Intel (NASDAQ:INTC) shares continued their decline in pre-market trading on Tuesday, falling to $105.15 by 5:50 a.m. EDT, down 4.75% from the previous close. The stock had already dropped 9.66% to $110.39 in the prior session, as investors reassessed the chipmaker's balance between its promising AI business and the heavy costs of its foundry expansion.
The broader semiconductor sector also took a hit, with the PHLX Semiconductor Index (SOX) falling 4.7%. Advanced Micro Devices (NASDAQ:AMD) dropped 6.5%, and Micron Technology (NASDAQ:MU) declined 4.7%. Intel's decline was notably steeper than the sector average, dropping about twice as much as the SOX index on Tuesday.

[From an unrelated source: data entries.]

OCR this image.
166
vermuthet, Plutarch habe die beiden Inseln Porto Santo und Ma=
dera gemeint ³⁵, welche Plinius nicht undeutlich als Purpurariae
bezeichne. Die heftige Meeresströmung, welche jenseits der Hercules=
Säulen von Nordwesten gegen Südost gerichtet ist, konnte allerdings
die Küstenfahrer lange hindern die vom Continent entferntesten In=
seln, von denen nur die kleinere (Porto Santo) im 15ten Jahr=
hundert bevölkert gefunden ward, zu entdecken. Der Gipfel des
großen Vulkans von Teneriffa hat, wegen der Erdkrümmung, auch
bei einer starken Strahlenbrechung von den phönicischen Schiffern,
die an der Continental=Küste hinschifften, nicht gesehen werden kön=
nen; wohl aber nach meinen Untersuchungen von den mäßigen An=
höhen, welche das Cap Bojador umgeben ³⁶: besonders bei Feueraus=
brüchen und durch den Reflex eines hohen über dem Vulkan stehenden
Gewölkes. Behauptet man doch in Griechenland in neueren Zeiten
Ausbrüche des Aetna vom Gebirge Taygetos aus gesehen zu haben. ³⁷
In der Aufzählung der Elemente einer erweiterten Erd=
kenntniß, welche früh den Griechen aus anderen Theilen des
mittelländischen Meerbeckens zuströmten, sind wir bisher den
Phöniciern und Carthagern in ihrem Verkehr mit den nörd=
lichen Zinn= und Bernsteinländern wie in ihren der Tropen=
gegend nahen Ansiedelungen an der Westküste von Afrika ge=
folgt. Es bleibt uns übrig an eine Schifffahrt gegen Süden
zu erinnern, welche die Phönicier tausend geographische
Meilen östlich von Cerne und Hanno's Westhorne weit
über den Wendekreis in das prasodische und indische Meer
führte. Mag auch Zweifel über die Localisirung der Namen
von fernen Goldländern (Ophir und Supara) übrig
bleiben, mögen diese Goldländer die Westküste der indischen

Foundry Losses Weigh on Sentiment
Intel's business split is at the heart of the market's concern. While Intel Products generated $12.8 billion in revenue and $4.1 billion in operating income in Q1 2026, the Intel Foundry segment posted a $2.4 billion operating loss on $5.4 billion in revenue. External foundry sales were a mere $174 million, representing just about 3% of Foundry's total revenue.
Investors are questioning when the foundry business will become profitable enough to justify the massive capital expenditures. Intel ended Q1 with $32.8 billion in cash and short-term investments against $45.0 billion in total debt. The company recently bought back Apollo's 49% stake in Fab 34 Ireland for $14.2 billion, using cash and a $6.5 billion bridge loan, later refinanced with senior notes.
AI Hype vs. Reality
The sell-off comes as Samsung Electronics reported a 19-fold surge in Q2 operating profit, yet its stock lost over $80 billion in market cap as traders questioned whether AI demand can sustain current valuations. This trend is problematic for Intel, as even strong earnings from a key memory player failed to lift chip stocks.
Zachary Hill, head of portfolio management at Horizon Investments, told Reuters that the bar for chip makers is now "almost impossible to beat." Seaport Research analyst Jay Goldberg was blunt on Intel: "No company in history has ever fallen off the Moore's law curve and made it back on."
Looking Ahead to Q2 Earnings
Intel is set to report Q2 2026 earnings on July 23 after the close. The company forecast Q2 revenue between $13.8 billion and $14.8 billion. Key metrics to watch include external foundry revenue, comments on 18A yield, operating cash flow, and whether supplier prepayments or capex are draining cash faster than product margins can cover.
CFO Dave Zinsner said in April that "demand continues to outpace our growing supply," and expects Foundry losses to ease as 18A production scales up and yields improve. However, timing remains the critical issue—higher yields matter only if losses shrink, cash improves, or Intel lands more external customers.
Pre-market trading saw Intel hit $105.15, below Tuesday's low of $108.30, putting the stock about 26% below its 52-week high. Despite the recent decline, shares are still up over 450% from the 52-week low. Tuesday's volume was 140.41 million shares, or 104% of the 65-day average, indicating heavy trading activity.